Rumah Nenek

CERPEN AFRI MELDAM

Bahkan kandang yang berada di bawah rumah nenek pun tampak sangat terawat. Ayam, itik dan kerbau yang menghuni bagian bawah rumah itu sepertinya juga masih sangat nyaman dengan dinding anyaman bambu yang menjadi pembatas bilik mereka dari dunia luar.

Butuh waktu lama bagi Ibu mencari jawaban yang tepat, hingga akhirnya ia berkata: “Rumah nenek dibangun di tanah bako . Bako nenek meminta tanah itu dikembalikan.”

Meski tak mengerti sepenuhnya penjelasan yang diberikan Ibu, aku tetap merasa sedih mendapati kenyataan bahwa rumah itu harus dibongkar. Bagiku yang masih belum masuk sekolah pada saat itu, alasan rasa sedih itu tentu lebih karena kami tak akan bisa lagi bermain kejar-kejaran di rumah nenek atau alasan-alasan lain yang akan terkesan sepele sekali jika dilihat dari kacamata orang dewasa.
***
SEHARI sebelum pembongkaran dilakukan, nenek sudah menempati sebuah bilik di rumah kami. Barang-barang keperluan nenek sehari-hari sudah dibawa serta.

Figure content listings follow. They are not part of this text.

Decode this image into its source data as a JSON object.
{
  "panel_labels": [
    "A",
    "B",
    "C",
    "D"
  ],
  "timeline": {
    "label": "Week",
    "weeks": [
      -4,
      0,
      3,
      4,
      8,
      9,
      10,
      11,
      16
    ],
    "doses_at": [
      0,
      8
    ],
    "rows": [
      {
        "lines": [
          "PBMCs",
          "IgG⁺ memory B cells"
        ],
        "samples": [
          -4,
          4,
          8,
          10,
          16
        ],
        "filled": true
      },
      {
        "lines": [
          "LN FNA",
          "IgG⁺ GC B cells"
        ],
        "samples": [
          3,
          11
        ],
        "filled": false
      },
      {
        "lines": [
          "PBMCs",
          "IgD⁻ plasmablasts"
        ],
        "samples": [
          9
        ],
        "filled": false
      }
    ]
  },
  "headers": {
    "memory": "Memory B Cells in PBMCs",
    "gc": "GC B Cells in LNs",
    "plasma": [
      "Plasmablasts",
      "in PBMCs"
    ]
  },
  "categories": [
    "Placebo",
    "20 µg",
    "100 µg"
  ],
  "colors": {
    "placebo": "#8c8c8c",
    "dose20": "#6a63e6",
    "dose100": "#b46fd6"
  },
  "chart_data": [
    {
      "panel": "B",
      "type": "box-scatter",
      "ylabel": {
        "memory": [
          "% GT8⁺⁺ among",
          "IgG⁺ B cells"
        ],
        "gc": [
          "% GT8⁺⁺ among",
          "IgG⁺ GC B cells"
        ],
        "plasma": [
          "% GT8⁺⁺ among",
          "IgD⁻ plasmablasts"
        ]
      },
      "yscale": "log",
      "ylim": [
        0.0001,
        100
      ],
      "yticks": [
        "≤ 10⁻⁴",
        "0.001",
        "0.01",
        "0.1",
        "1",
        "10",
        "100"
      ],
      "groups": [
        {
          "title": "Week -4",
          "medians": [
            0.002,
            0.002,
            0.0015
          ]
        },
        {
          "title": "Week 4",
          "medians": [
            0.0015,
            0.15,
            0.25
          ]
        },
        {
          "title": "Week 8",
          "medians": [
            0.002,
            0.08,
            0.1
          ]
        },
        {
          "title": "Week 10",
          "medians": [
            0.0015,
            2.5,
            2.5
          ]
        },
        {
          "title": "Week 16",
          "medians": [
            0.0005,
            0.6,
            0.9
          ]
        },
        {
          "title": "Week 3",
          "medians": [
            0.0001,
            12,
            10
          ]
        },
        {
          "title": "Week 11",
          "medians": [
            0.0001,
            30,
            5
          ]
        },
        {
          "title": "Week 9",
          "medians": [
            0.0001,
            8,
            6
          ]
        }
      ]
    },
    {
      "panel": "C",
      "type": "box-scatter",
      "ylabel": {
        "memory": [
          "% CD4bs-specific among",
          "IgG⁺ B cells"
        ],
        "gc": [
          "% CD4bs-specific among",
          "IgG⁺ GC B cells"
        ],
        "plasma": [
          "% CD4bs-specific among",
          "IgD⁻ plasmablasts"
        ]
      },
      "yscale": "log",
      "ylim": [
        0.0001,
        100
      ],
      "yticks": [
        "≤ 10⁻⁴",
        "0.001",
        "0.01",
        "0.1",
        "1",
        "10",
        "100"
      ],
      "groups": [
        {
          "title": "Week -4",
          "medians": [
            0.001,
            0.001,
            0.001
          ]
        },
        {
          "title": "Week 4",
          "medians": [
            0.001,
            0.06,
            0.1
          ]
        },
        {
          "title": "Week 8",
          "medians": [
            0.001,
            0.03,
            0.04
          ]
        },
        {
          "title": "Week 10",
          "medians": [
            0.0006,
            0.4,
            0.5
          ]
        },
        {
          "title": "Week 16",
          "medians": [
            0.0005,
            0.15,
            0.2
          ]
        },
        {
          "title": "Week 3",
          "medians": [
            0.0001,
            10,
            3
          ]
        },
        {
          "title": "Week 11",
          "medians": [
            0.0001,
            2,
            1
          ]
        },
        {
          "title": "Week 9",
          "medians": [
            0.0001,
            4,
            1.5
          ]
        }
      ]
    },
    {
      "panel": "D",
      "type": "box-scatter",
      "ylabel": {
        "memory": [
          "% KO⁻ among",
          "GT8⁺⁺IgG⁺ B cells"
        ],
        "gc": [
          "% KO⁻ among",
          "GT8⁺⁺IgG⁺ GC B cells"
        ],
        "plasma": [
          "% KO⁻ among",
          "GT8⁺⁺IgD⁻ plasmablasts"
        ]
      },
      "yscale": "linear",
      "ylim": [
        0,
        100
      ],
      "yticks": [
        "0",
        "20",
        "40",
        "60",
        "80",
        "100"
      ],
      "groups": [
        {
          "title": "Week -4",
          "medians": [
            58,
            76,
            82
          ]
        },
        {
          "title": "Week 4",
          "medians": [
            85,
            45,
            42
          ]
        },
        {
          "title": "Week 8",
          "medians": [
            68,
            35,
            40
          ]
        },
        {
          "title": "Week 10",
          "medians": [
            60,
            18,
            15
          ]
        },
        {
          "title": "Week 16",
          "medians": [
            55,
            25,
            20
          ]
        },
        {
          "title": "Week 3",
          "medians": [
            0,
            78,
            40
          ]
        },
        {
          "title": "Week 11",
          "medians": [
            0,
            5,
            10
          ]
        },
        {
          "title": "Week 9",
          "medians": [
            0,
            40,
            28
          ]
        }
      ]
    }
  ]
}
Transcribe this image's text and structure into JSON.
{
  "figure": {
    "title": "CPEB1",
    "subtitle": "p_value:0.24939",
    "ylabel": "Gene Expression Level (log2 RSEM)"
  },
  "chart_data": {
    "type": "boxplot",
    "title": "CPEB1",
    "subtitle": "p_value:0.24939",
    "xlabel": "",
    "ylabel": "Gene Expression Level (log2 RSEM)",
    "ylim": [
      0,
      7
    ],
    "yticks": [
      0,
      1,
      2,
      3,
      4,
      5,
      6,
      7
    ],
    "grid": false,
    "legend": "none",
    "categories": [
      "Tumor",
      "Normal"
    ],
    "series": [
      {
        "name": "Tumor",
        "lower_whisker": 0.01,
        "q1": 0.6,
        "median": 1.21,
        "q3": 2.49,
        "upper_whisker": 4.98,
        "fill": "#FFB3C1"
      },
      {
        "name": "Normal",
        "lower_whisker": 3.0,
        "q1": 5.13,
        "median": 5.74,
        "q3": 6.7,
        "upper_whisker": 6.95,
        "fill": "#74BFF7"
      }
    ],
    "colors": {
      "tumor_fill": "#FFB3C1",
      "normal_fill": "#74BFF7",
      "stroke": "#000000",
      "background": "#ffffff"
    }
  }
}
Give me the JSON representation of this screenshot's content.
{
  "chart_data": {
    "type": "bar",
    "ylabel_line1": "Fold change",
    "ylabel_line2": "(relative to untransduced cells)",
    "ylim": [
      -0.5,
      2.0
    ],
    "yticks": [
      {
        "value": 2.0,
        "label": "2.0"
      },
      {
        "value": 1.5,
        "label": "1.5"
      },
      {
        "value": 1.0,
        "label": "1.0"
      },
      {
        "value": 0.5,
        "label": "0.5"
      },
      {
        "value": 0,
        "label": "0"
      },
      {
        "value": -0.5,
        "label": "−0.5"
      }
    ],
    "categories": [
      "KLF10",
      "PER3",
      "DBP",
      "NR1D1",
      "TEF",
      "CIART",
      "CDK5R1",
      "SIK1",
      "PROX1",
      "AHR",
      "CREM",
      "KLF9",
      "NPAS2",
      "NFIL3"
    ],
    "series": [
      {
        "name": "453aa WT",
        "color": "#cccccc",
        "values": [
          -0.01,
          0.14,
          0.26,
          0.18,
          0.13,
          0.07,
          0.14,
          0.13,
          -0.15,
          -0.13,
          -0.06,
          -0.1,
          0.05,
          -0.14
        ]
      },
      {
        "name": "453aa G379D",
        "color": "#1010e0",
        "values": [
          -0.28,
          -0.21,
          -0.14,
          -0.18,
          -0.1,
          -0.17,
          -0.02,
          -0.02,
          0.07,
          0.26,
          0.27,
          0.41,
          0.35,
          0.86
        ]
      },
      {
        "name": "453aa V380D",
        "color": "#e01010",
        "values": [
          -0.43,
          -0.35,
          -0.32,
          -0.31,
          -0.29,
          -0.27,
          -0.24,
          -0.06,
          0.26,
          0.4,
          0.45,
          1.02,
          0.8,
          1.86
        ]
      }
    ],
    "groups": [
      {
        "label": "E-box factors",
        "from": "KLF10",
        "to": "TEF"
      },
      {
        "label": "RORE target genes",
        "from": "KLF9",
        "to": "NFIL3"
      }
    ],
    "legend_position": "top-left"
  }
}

Sementara perabotan, perkakas dan benda-benda lainnya akan dibawa pada hari orang-orang membongkar rumah nenek. Kecuali dipan kayu yang menjadi tempat tidur nenek. Ia tak mau pergi kalau dipan itu tak ikut dibawa. Katanya dipan itu dibuat sendiri oleh Angku Liman, almarhum kakek.

Kami, terutama anak-anak, senang sekali menyambut kehadiran nenek di rumah. Ia adalah perempuan tua yang sangat penyayang, terutama kepada kami cucu-cucunya.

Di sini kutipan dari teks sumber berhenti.